During the 1960′s, China was at a crossroads when it came to envisioning the future. On the one hand, the country was recovering from the shock’s of Mao’s “Great Leap Forward” – a program of rapid industrialization and collectivization that led to widespread famine and millions of deaths. On the other, the country was still looking ahead to a future where modernization and better living was possible through technological progress. And with the USSR withdrawing support for various programs and its technical experts from the country, China needed to look inward to find its way forward.

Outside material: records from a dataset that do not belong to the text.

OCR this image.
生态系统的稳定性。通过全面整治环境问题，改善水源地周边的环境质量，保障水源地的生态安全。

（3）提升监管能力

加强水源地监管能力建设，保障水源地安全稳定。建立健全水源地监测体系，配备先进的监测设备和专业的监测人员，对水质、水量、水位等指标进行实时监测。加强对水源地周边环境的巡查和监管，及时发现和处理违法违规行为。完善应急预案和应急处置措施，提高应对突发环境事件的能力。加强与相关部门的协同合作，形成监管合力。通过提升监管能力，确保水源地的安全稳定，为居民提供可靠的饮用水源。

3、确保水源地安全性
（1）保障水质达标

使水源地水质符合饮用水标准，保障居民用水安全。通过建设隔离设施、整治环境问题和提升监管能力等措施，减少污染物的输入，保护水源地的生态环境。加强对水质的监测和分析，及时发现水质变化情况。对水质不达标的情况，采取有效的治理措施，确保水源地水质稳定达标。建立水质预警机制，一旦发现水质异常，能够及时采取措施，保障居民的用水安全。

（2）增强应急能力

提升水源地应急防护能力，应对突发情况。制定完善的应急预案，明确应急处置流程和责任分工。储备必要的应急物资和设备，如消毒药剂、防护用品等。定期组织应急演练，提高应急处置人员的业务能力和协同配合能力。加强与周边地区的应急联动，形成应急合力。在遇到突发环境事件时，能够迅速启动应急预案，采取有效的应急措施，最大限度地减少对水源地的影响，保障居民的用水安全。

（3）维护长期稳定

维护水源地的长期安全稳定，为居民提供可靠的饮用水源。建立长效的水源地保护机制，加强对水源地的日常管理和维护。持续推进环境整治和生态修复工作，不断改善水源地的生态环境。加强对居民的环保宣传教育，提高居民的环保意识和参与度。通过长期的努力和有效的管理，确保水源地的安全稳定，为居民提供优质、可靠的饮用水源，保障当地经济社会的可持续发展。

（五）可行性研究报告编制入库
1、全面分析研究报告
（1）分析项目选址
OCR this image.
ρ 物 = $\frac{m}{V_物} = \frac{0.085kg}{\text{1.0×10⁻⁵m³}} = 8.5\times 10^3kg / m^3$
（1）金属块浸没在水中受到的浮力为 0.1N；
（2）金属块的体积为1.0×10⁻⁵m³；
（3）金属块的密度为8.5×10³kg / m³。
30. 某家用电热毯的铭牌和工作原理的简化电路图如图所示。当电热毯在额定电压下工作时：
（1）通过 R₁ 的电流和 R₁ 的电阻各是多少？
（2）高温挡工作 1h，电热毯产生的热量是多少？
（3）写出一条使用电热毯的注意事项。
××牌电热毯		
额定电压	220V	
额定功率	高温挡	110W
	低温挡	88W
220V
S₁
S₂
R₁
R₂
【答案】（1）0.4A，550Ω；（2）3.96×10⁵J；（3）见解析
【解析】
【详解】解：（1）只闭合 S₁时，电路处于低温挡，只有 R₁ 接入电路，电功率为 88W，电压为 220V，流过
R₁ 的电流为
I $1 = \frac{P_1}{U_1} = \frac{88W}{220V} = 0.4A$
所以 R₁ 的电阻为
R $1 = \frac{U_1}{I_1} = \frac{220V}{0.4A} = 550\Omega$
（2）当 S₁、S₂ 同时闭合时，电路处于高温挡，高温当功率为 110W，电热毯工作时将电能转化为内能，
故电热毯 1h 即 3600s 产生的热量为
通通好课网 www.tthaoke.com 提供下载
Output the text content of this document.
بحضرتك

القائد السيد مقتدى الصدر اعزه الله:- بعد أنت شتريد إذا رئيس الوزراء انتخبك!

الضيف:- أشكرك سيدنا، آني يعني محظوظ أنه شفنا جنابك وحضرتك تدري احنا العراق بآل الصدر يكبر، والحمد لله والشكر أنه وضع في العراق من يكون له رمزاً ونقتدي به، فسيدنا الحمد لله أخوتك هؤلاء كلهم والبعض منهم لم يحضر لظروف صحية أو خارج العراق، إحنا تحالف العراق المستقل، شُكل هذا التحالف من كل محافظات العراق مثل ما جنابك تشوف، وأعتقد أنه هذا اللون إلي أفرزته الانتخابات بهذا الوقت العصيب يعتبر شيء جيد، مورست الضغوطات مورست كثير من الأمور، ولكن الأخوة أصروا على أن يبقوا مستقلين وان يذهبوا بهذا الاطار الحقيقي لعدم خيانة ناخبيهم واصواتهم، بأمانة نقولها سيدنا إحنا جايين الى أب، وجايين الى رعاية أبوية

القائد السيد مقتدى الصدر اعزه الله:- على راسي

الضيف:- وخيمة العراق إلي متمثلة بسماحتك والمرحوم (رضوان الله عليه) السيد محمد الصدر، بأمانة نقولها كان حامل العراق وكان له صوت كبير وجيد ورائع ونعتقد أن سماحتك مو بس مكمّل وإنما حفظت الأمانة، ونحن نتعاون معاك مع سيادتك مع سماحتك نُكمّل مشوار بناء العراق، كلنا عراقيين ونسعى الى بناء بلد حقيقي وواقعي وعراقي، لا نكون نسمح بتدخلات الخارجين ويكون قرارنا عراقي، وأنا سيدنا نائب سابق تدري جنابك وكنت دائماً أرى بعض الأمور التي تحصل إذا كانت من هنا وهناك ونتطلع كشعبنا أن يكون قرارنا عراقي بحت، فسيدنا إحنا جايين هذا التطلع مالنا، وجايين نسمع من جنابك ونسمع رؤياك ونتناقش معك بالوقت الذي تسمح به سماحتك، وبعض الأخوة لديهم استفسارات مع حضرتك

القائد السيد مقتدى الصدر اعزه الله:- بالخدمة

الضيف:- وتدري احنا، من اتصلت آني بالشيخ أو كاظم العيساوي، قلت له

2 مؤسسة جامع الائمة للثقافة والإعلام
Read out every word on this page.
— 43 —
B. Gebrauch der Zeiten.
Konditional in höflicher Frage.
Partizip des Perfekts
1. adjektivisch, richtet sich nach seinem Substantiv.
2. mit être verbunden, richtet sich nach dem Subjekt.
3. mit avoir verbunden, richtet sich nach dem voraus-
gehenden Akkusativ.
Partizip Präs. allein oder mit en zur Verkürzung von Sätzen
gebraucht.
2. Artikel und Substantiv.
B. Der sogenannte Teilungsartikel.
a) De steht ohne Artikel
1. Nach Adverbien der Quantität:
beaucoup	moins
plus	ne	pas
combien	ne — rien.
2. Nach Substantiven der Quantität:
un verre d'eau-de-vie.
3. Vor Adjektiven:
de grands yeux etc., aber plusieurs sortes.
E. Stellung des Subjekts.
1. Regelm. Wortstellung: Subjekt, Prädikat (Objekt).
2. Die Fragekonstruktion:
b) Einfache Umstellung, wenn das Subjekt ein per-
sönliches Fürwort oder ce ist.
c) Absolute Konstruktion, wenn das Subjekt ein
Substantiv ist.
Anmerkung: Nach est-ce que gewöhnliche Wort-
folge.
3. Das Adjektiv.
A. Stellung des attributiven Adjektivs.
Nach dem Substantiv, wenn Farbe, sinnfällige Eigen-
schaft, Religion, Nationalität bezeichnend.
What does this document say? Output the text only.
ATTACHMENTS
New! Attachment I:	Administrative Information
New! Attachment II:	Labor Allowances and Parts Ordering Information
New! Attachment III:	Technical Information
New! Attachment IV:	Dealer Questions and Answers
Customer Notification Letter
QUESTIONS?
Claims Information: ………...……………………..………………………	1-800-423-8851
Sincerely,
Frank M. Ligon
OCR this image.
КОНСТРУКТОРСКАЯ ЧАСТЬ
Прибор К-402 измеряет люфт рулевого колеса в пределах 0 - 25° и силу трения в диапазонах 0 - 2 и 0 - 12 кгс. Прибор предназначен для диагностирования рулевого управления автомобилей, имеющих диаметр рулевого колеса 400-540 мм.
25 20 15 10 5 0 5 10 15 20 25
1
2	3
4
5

And as it turns out, China’s predictions of what the future might look like were quite similar to how people in other nations were imagining it. Nowhere is this more clear than with a series of futuristic magazine covers from Popular Science, China’s own version of the American publication Popular Mechanics. In fact, on the issue pictured at the above left, we see an image of a flying car that is almost identical to an illustration from the cover of Popular Mechanics and the British publication Meccano from the same period.
China Magazine 1962
Far from being a mere imitation of Western designs – something that Chinese auto and industrial manufactures do masterfully today – this representation appears to be something of a universal concept and predication back in the 1960′s. And according to Scott Minick and Jiao Ping, magazine covers like this and others like it were popular in China because they “freed people’s minds from the nation’s problems while suggesting undiscovered worlds that might soon be within easy reach.”
In addition, China clearly drew a great deal of inspiration from Russia’s own accomplishment in space, seeing as how it too sought to demonstrate technological prowess by conquering the last frontier. This is evidenced by the cover (above right) that shows an artistic representation of the smiling Russian cosmonaut Yuri Gagarin. Having been the first nation to send a man into space, China no doubt dreamed of a day when it too could produce cosmonauts that would be launch independently from their soil into to orbit, and possibly beyond. In this way, China hoped to become a contender in the ongoing space race that was heating up during the 1960s and growing beyond the polarized East-West competition of the Americans and Soviets.
China Magazine 1962
And judging by this other cover, featured at left, the Chinese that lived in the post-Leap period also had their own visions of what the future of aerospace and space travel would look like. In this picture, we see two swept-wing jets (or rocket-propelled craft) that bear a striking resemblance to the V1 and V2 rocket designs of the World War II era. However, these designs feature retractable wings on one ship, and rocket-mounted jet engines on the other.Though they could easily be weapons of war, these craft could also constitute what the Chinese thought the spacecraft of the future would look like. Such was the nature of technological innovation in the 1960s, with advancement in one field invariably leading to advancement in another.
These and other cover designs are being included by Minick and Ping in a book called Chinese Graphic Design in the Twentieth Century. In the context of this collection, these futurist depictions could best be described as of “Socialist Realism” due to the period in which they were created and the purpose they served. Basically, they are examples of people imaging a future that was bright and optimistic based on the belief that the revolution would deliver its followers to a “workers paradise”. Curious that such predictions matched many aspirations that were being held by Westerners at the time, people who were likewise looking to escape the dreary and oftentimes frightening reality they lived in.